Experimental realization of a Bose-Hubbard model with long-range interactions

Manuele Landini, Renate Landig, Lorenz Hruby, Nishant Dogra, Rafael Mottl, Ferdinand Brenneke, Tobias Donner, and Tilman Esslinger

Institute for Quantum Electronics, ETH Zürich, Switzerland

The combination of strongly correlated systems with long-range interactions gives rise to rich physics with a variety of complex phases, which are often very little understood. Realizing such systems with ultracold atoms offers the perspective to address open questions in a highly controlled way. For example, in the case of cavity-mediated long-range interactions, the competition with short-range interactions is expected to lead to a supersolid, a charge density wave as well as a checkerboard Mott insulating phase. In our experiment, we couple the external degree of freedom of a quantum gas of Rb-87 to an optical high-finesse cavity. When increasing the cavity-mediated long-range interactions, the quantum gas exhibits a phase transition from a superfluid (SS) to a self-organized state with checkerboard density modulation. We distinguish four phases in the phase diagram.
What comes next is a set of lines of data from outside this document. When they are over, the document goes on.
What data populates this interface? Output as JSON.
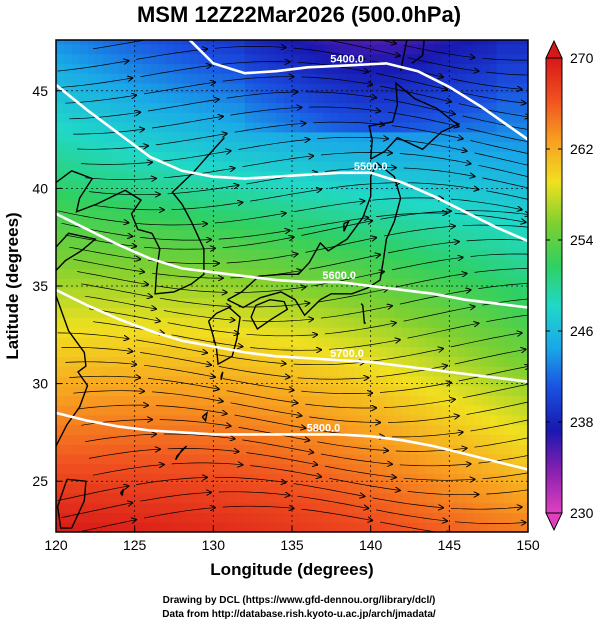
{
  "title": "MSM 12Z22Mar2026 (500.0hPa)",
  "credits": [
    "Drawing by DCL (https://www.gfd-dennou.org/library/dcl/)",
    "Data from http://database.rish.kyoto-u.ac.jp/arch/jmadata/"
  ],
  "chart_data": {
    "type": "heatmap",
    "title": "MSM 12Z22Mar2026 (500.0hPa)",
    "xlabel": "Longitude (degrees)",
    "ylabel": "Latitude  (degrees)",
    "xlim": [
      120,
      150
    ],
    "ylim": [
      22.4,
      47.6
    ],
    "xticks": [
      120,
      125,
      130,
      135,
      140,
      145,
      150
    ],
    "yticks": [
      25,
      30,
      35,
      40,
      45
    ],
    "grid": true,
    "colorbar": {
      "min": 230,
      "max": 270,
      "ticks": [
        230,
        238,
        246,
        254,
        262,
        270
      ],
      "extend": "both",
      "palette": [
        "#e040c0",
        "#8a20b0",
        "#1818b0",
        "#1a4fe0",
        "#1aa8e8",
        "#20d8c8",
        "#30d060",
        "#7ed030",
        "#f0e020",
        "#f8a020",
        "#f05020",
        "#d81818"
      ]
    },
    "height_contours": [
      {
        "label": "5400.0",
        "label_lon": 138.5,
        "label_lat": 46.3
      },
      {
        "label": "5500.0",
        "label_lon": 140.0,
        "label_lat": 40.8
      },
      {
        "label": "5600.0",
        "label_lon": 138.0,
        "label_lat": 35.2
      },
      {
        "label": "5700.0",
        "label_lon": 138.5,
        "label_lat": 31.2
      },
      {
        "label": "5800.0",
        "label_lon": 137.0,
        "label_lat": 27.4
      }
    ],
    "overlay": "wind streamlines from west"
  }
}
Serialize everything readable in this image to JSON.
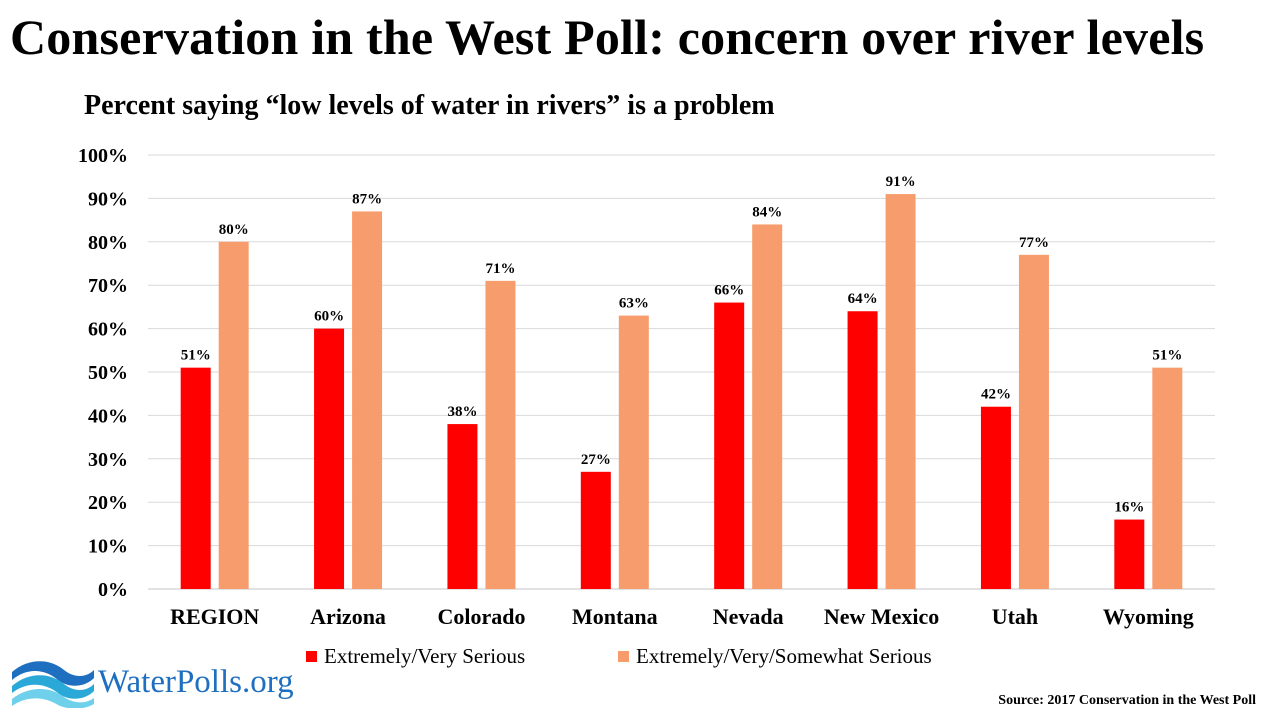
{
  "title": "Conservation in the West Poll: concern over river levels",
  "subtitle": "Percent saying “low levels of water in rivers” is a problem",
  "source": "Source: 2017 Conservation in the West Poll",
  "logo_text": "WaterPolls.org",
  "colors": {
    "series1": "#ff0000",
    "series2": "#f79d6d",
    "grid": "#d9d9d9"
  },
  "chart_data": {
    "type": "bar",
    "categories": [
      "REGION",
      "Arizona",
      "Colorado",
      "Montana",
      "Nevada",
      "New Mexico",
      "Utah",
      "Wyoming"
    ],
    "series": [
      {
        "name": "Extremely/Very Serious",
        "values": [
          51,
          60,
          38,
          27,
          66,
          64,
          42,
          16
        ]
      },
      {
        "name": "Extremely/Very/Somewhat Serious",
        "values": [
          80,
          87,
          71,
          63,
          84,
          91,
          77,
          51
        ]
      }
    ],
    "ylim": [
      0,
      100
    ],
    "yticks": [
      "0%",
      "10%",
      "20%",
      "30%",
      "40%",
      "50%",
      "60%",
      "70%",
      "80%",
      "90%",
      "100%"
    ],
    "value_suffix": "%",
    "grid": true,
    "legend_position": "bottom"
  }
}
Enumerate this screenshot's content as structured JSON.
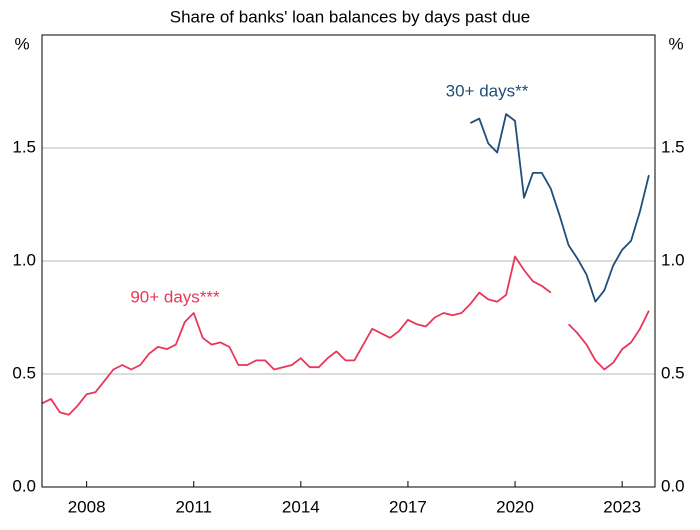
{
  "chart_data": {
    "type": "line",
    "title": "Share of banks' loan balances by days past due",
    "y_unit": "%",
    "x": [
      2006.75,
      2007,
      2007.25,
      2007.5,
      2007.75,
      2008,
      2008.25,
      2008.5,
      2008.75,
      2009,
      2009.25,
      2009.5,
      2009.75,
      2010,
      2010.25,
      2010.5,
      2010.75,
      2011,
      2011.25,
      2011.5,
      2011.75,
      2012,
      2012.25,
      2012.5,
      2012.75,
      2013,
      2013.25,
      2013.5,
      2013.75,
      2014,
      2014.25,
      2014.5,
      2014.75,
      2015,
      2015.25,
      2015.5,
      2015.75,
      2016,
      2016.25,
      2016.5,
      2016.75,
      2017,
      2017.25,
      2017.5,
      2017.75,
      2018,
      2018.25,
      2018.5,
      2018.75,
      2019,
      2019.25,
      2019.5,
      2019.75,
      2020,
      2020.25,
      2020.5,
      2020.75,
      2021,
      2021.25,
      2021.5,
      2021.75,
      2022,
      2022.25,
      2022.5,
      2022.75,
      2023,
      2023.25,
      2023.5,
      2023.75
    ],
    "series": [
      {
        "name": "90+ days***",
        "color": "#e8375a",
        "values": [
          0.37,
          0.39,
          0.33,
          0.32,
          0.36,
          0.41,
          0.42,
          0.47,
          0.52,
          0.54,
          0.52,
          0.54,
          0.59,
          0.62,
          0.61,
          0.63,
          0.73,
          0.77,
          0.66,
          0.63,
          0.64,
          0.62,
          0.54,
          0.54,
          0.56,
          0.56,
          0.52,
          0.53,
          0.54,
          0.57,
          0.53,
          0.53,
          0.57,
          0.6,
          0.56,
          0.56,
          0.63,
          0.7,
          0.68,
          0.66,
          0.69,
          0.74,
          0.72,
          0.71,
          0.75,
          0.77,
          0.76,
          0.77,
          0.81,
          0.86,
          0.83,
          0.82,
          0.85,
          1.02,
          0.96,
          0.91,
          0.89,
          0.86,
          null,
          0.72,
          0.68,
          0.63,
          0.56,
          0.52,
          0.55,
          0.61,
          0.64,
          0.7,
          0.78
        ]
      },
      {
        "name": "30+ days**",
        "color": "#1f4e7a",
        "values": [
          null,
          null,
          null,
          null,
          null,
          null,
          null,
          null,
          null,
          null,
          null,
          null,
          null,
          null,
          null,
          null,
          null,
          null,
          null,
          null,
          null,
          null,
          null,
          null,
          null,
          null,
          null,
          null,
          null,
          null,
          null,
          null,
          null,
          null,
          null,
          null,
          null,
          null,
          null,
          null,
          null,
          null,
          null,
          null,
          null,
          null,
          null,
          null,
          1.61,
          1.63,
          1.52,
          1.48,
          1.65,
          1.62,
          1.28,
          1.39,
          1.39,
          1.32,
          1.2,
          1.07,
          1.01,
          0.94,
          0.82,
          0.87,
          0.98,
          1.05,
          1.09,
          1.22,
          1.38
        ]
      }
    ],
    "xlim": [
      2006.75,
      2023.92
    ],
    "xticks": [
      2008,
      2011,
      2014,
      2017,
      2020,
      2023
    ],
    "ylim": [
      0,
      2
    ],
    "yticks": [
      {
        "value": 0,
        "label": "0.0"
      },
      0.5,
      {
        "value": 1,
        "label": "1.0"
      },
      1.5
    ],
    "grid": true
  }
}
At low cavity coupling a standard SF to Mott-insulator (MI) phase transition takes place. Increasing the coupling the SF state develops density modulation as a result of a phase transition to a super-solid (SS) state. Increasing density in the SS phase a different MI state is reached which inherits the chequerboard density pattern typical of the SS phase. Two order parameters distinguish the different phases. The first one is associated with the presence of density modulations in the Bose gas, which gives rise to a nonzero light field transmitted by the cavity. The second one is associated with the presence of phase coherence in the system as extracted from time-of-flight pictures of the expanding cloud. We demonstrate first experimental results on the phase diagram of a Bose-Hubbard model with long-range interactions.